Could Kenoi Win A State Office?
Wednesday - June 29, 2011
I’m not good at predicting winners and losers. But at least once I did. During the early ‘90s, I was telling whomever would listen that Maui Mayor Linda Lingle was the Republican Party’s best hope to win the governorship.
Such proved to be the case. In 1998, she came within a handful of votes of robbing Ben Cayetano of a second term. Four years later, she defeated Lt. Gov. Mazie Hirono to became Hawaii’s first Republican governor in 40 years.
I think it’s time for Oahu residents to look offshore again, namely to Hawaii County and Mayor Billy Kenoi. At this point, twoand-a-half years into office, Kenoi looks to be the most promising face in Democratic politics. Indeed, in a political cycle that features battered Democrats such as Ed Case, Hirono, Mufi Hannemann and maybe Colleen Hanabusa vying for the state’s political golden rings, Kenoi offers a fresh face. Add that he’s smart, possesses a wicked sense of humor and exudes charisma, and Kenoi may be the Democrats’ future.
As mayor, the future is much on Kenoi’s mind.
“Politicians think in term of two and four years when they are up for re-election,” he says, “but the good decisions are made on the basis of 10 and 20 years. We have to do what must be done today, but prepare for tomorrow.”
On the what “must be done” side, Kenoi’s three budgets have cut 222 positions from the county payrolls.
“Those were tough decisions,” he says, “but we’ve never cut a senior program or a youth program. That’s just values.”
Kenoi did, however, threaten to cut the popular Hawaii County Band. During the controversy, Kenoi took part in a parade.
A heckler yelled from the sidewalk, “Hey, Mayor. Save the band.”
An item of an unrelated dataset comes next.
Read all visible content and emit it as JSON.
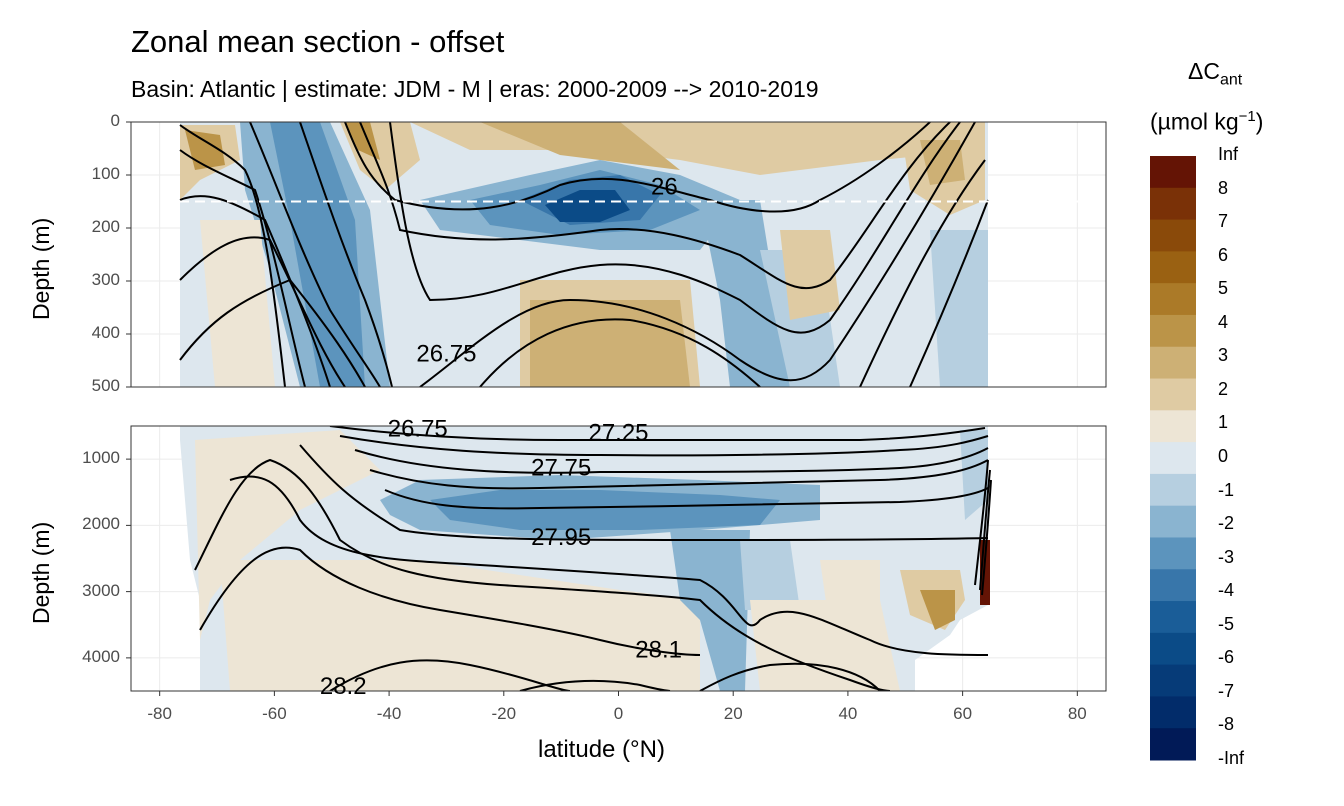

Kenoi yelled back: “When you dial 911, who do you want to come through the door? The policeman, the fireman, the emergency medical technician or the trumpet player?” With pressure from the County Council, the band got a reprieve.
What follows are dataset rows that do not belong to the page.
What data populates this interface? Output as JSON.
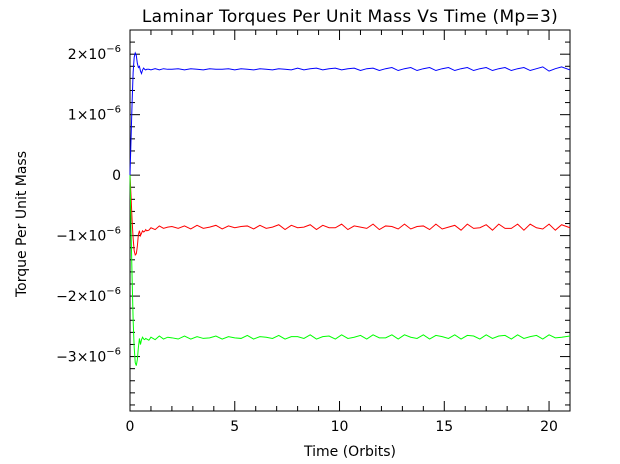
{
  "chart_data": {
    "type": "line",
    "title": "Laminar Torques Per Unit Mass Vs Time (Mp=3)",
    "xlabel": "Time (Orbits)",
    "ylabel": "Torque Per Unit Mass",
    "xlim": [
      0,
      21
    ],
    "ylim": [
      -3.9e-06,
      2.4e-06
    ],
    "grid": false,
    "legend": "none",
    "x_ticks": [
      {
        "value": 0,
        "label": "0"
      },
      {
        "value": 5,
        "label": "5"
      },
      {
        "value": 10,
        "label": "10"
      },
      {
        "value": 15,
        "label": "15"
      },
      {
        "value": 20,
        "label": "20"
      }
    ],
    "y_ticks": [
      {
        "value": 2e-06,
        "label": "2×10",
        "exp": "−6"
      },
      {
        "value": 1e-06,
        "label": "1×10",
        "exp": "−6"
      },
      {
        "value": 0,
        "label": "0",
        "exp": ""
      },
      {
        "value": -1e-06,
        "label": "−1×10",
        "exp": "−6"
      },
      {
        "value": -2e-06,
        "label": "−2×10",
        "exp": "−6"
      },
      {
        "value": -3e-06,
        "label": "−3×10",
        "exp": "−6"
      }
    ],
    "x": [
      0,
      0.05,
      0.1,
      0.15,
      0.2,
      0.25,
      0.3,
      0.35,
      0.4,
      0.45,
      0.5,
      0.55,
      0.6,
      0.65,
      0.7,
      0.75,
      0.8,
      0.9,
      1.0,
      1.2,
      1.4,
      1.6,
      1.8,
      2.0,
      2.3,
      2.6,
      2.9,
      3.2,
      3.5,
      3.8,
      4.1,
      4.4,
      4.7,
      5.0,
      5.3,
      5.6,
      5.9,
      6.2,
      6.5,
      6.8,
      7.1,
      7.4,
      7.7,
      8.0,
      8.3,
      8.6,
      8.9,
      9.2,
      9.5,
      9.8,
      10.1,
      10.4,
      10.7,
      11.0,
      11.3,
      11.6,
      11.9,
      12.2,
      12.5,
      12.8,
      13.1,
      13.4,
      13.7,
      14.0,
      14.3,
      14.6,
      14.9,
      15.2,
      15.5,
      15.8,
      16.1,
      16.4,
      16.7,
      17.0,
      17.3,
      17.6,
      17.9,
      18.2,
      18.5,
      18.8,
      19.1,
      19.4,
      19.7,
      20.0,
      20.3,
      20.6,
      21.0
    ],
    "series": [
      {
        "color": "#0000ff",
        "values": [
          0,
          0.6,
          1.2,
          1.7,
          1.95,
          2.02,
          1.98,
          1.85,
          1.78,
          1.8,
          1.72,
          1.68,
          1.74,
          1.77,
          1.75,
          1.74,
          1.75,
          1.75,
          1.74,
          1.76,
          1.74,
          1.76,
          1.75,
          1.75,
          1.76,
          1.74,
          1.76,
          1.75,
          1.74,
          1.76,
          1.75,
          1.75,
          1.76,
          1.74,
          1.76,
          1.75,
          1.74,
          1.76,
          1.75,
          1.74,
          1.76,
          1.75,
          1.74,
          1.77,
          1.74,
          1.76,
          1.77,
          1.74,
          1.76,
          1.77,
          1.74,
          1.76,
          1.77,
          1.73,
          1.76,
          1.77,
          1.73,
          1.76,
          1.78,
          1.73,
          1.76,
          1.78,
          1.73,
          1.76,
          1.78,
          1.73,
          1.76,
          1.78,
          1.73,
          1.76,
          1.78,
          1.73,
          1.76,
          1.78,
          1.73,
          1.76,
          1.78,
          1.73,
          1.76,
          1.78,
          1.73,
          1.76,
          1.79,
          1.72,
          1.76,
          1.79,
          1.74
        ]
      },
      {
        "color": "#ff0000",
        "values": [
          0,
          -0.35,
          -0.75,
          -1.05,
          -1.25,
          -1.32,
          -1.3,
          -1.18,
          -0.98,
          -0.92,
          -1.0,
          -0.96,
          -0.92,
          -0.94,
          -0.93,
          -0.9,
          -0.92,
          -0.91,
          -0.87,
          -0.9,
          -0.84,
          -0.88,
          -0.86,
          -0.85,
          -0.88,
          -0.84,
          -0.89,
          -0.83,
          -0.88,
          -0.86,
          -0.83,
          -0.89,
          -0.84,
          -0.87,
          -0.85,
          -0.84,
          -0.89,
          -0.83,
          -0.88,
          -0.86,
          -0.82,
          -0.9,
          -0.83,
          -0.87,
          -0.86,
          -0.82,
          -0.9,
          -0.83,
          -0.87,
          -0.87,
          -0.81,
          -0.9,
          -0.84,
          -0.86,
          -0.88,
          -0.81,
          -0.9,
          -0.84,
          -0.85,
          -0.89,
          -0.81,
          -0.89,
          -0.85,
          -0.84,
          -0.9,
          -0.81,
          -0.89,
          -0.86,
          -0.83,
          -0.91,
          -0.81,
          -0.88,
          -0.87,
          -0.82,
          -0.91,
          -0.81,
          -0.88,
          -0.88,
          -0.81,
          -0.91,
          -0.81,
          -0.87,
          -0.89,
          -0.81,
          -0.91,
          -0.82,
          -0.87
        ]
      },
      {
        "color": "#00ff00",
        "values": [
          0,
          -0.9,
          -1.7,
          -2.4,
          -2.85,
          -3.1,
          -3.15,
          -3.05,
          -2.85,
          -2.7,
          -2.8,
          -2.72,
          -2.68,
          -2.71,
          -2.72,
          -2.7,
          -2.71,
          -2.73,
          -2.68,
          -2.72,
          -2.66,
          -2.71,
          -2.68,
          -2.69,
          -2.71,
          -2.66,
          -2.71,
          -2.67,
          -2.7,
          -2.69,
          -2.66,
          -2.71,
          -2.67,
          -2.69,
          -2.7,
          -2.65,
          -2.71,
          -2.67,
          -2.68,
          -2.7,
          -2.65,
          -2.71,
          -2.67,
          -2.67,
          -2.7,
          -2.64,
          -2.71,
          -2.67,
          -2.66,
          -2.71,
          -2.64,
          -2.7,
          -2.68,
          -2.65,
          -2.71,
          -2.64,
          -2.69,
          -2.69,
          -2.64,
          -2.71,
          -2.64,
          -2.68,
          -2.7,
          -2.64,
          -2.71,
          -2.65,
          -2.67,
          -2.7,
          -2.64,
          -2.71,
          -2.65,
          -2.66,
          -2.71,
          -2.64,
          -2.7,
          -2.66,
          -2.65,
          -2.71,
          -2.64,
          -2.7,
          -2.67,
          -2.65,
          -2.71,
          -2.64,
          -2.69,
          -2.68,
          -2.66
        ]
      }
    ],
    "series_value_unit": "1e-6"
  }
}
Like every elected official in this economy, Kenoi’s taken his share of criticism from the Council, the press and constituents. “In this job, you have to be able to take bullets,” says Kenoi. “But I tell my people never to point fingers, never make excuses and never blame. It’s never about ‘no can.” It’s about ‘can’ and ‘how can?’”
Kenoi has struggled with the size of the very Big Island over which he governs. He’s sought to conquer the divide between East and West Hawaii by spending every Tuesday in Kona. He’s held 40 cabinet meetings around the county, taking the police chief, the fire chief, the planning director and more to communities who’d never seen them before.
Kenoi’s greatest policy concern is Hawaii County’s continued economic dependence on construction and the hospitality industry.
“It’s boom and bust,” he says. “We have to look at our assets and build on them. Hawaii Island is the astronomy leader of the world. The University of Hawaii-Hilo just opened the state’s first pharmacy school, and it already has 360 students. When they graduate, they’re looking at jobs that pay $106,000 per year. We have excess geothermal energy, ocean thermal energy, wind, solar.”
Kenoi talks enthusiastically about Hawaii Island’s long-term prospects, but he brushes off questions about his own political future beyond the mayoralty. He talks instead about the bright prospects of Kaua’i Mayor Bernard Carvalho.
“He has emotional intelligence that’s off the charts,” says Kenoi.
I’ll take a look at Mayor Carvalho- and his emotional intelligence - in a future column.